Overall, we address an important societal problem, which is the threat by multidrug-resistant and persistent bacteria. We want to address this problem by developing a chemical biology medicinal chemistry approach to understand and manipulate the magic spot nucleotides. This requires combination of synthetic chemisrtry, analytical chemistry, biochemistry, and microbiology, which we aim to achieve in this project.

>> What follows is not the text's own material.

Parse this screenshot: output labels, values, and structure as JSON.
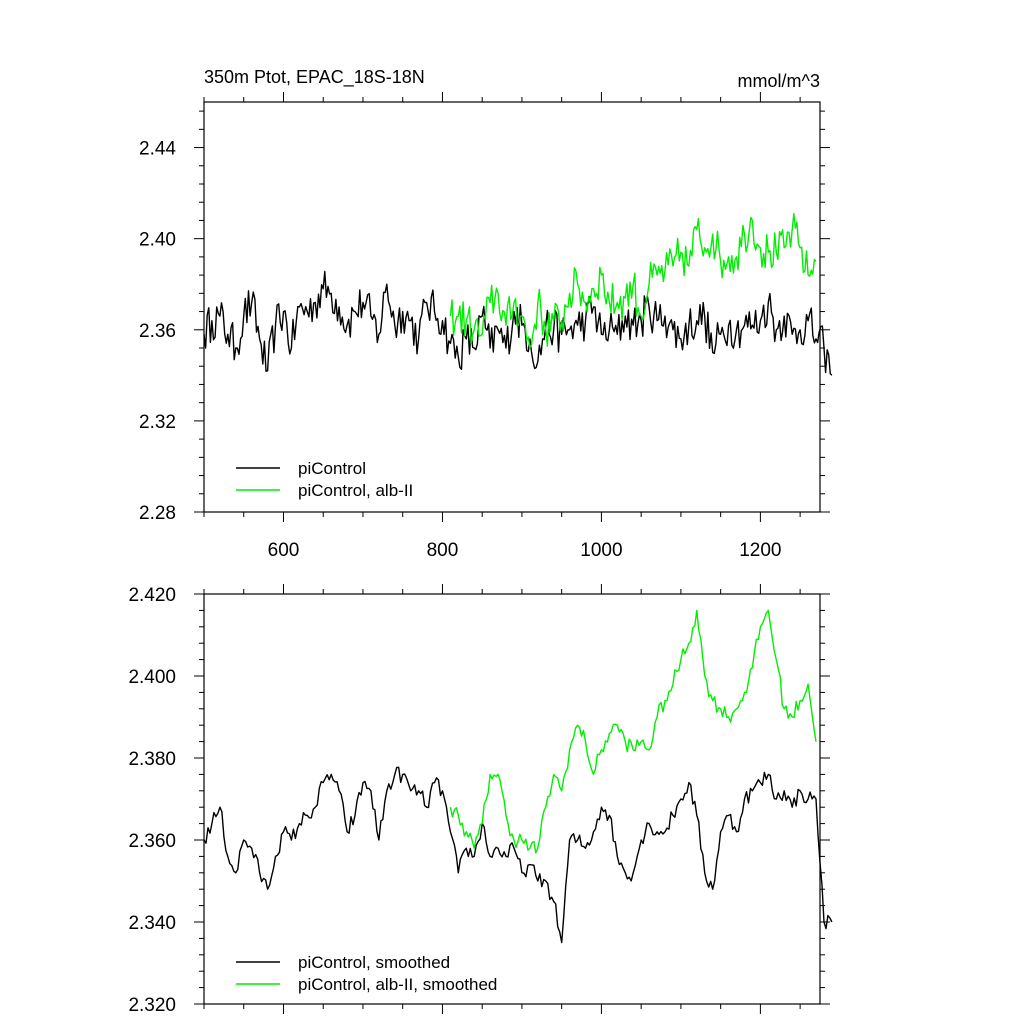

Ultimately, we are aiming for a deeper understanding of how the magic spot nucleotides operate and how we can manipulate them to discover new antibiotics for society.
We will now start to study the efficiency of our new synthetic inhibitors and see if they affect bacterial growth, metabolic shutdown, and viability. This should lead to new structures for potential antibiotics that could be developed as new pharmaceutical entities.
We have also developed a direct uptake system for MSN into bacteria. This will enable a plethora of experiments by simply incubating bacteria with compounds of interest. So far, MSN uptake was precluded due to the highly polar nature of MSN.
Our pull-down studies with modified photoaffinity pull-down MSN has enabled us to delineate new protein interactors, which are currently under evaluation. This will provide insights into how MSN are regulated and how (and which) cellular processes are regulated by them.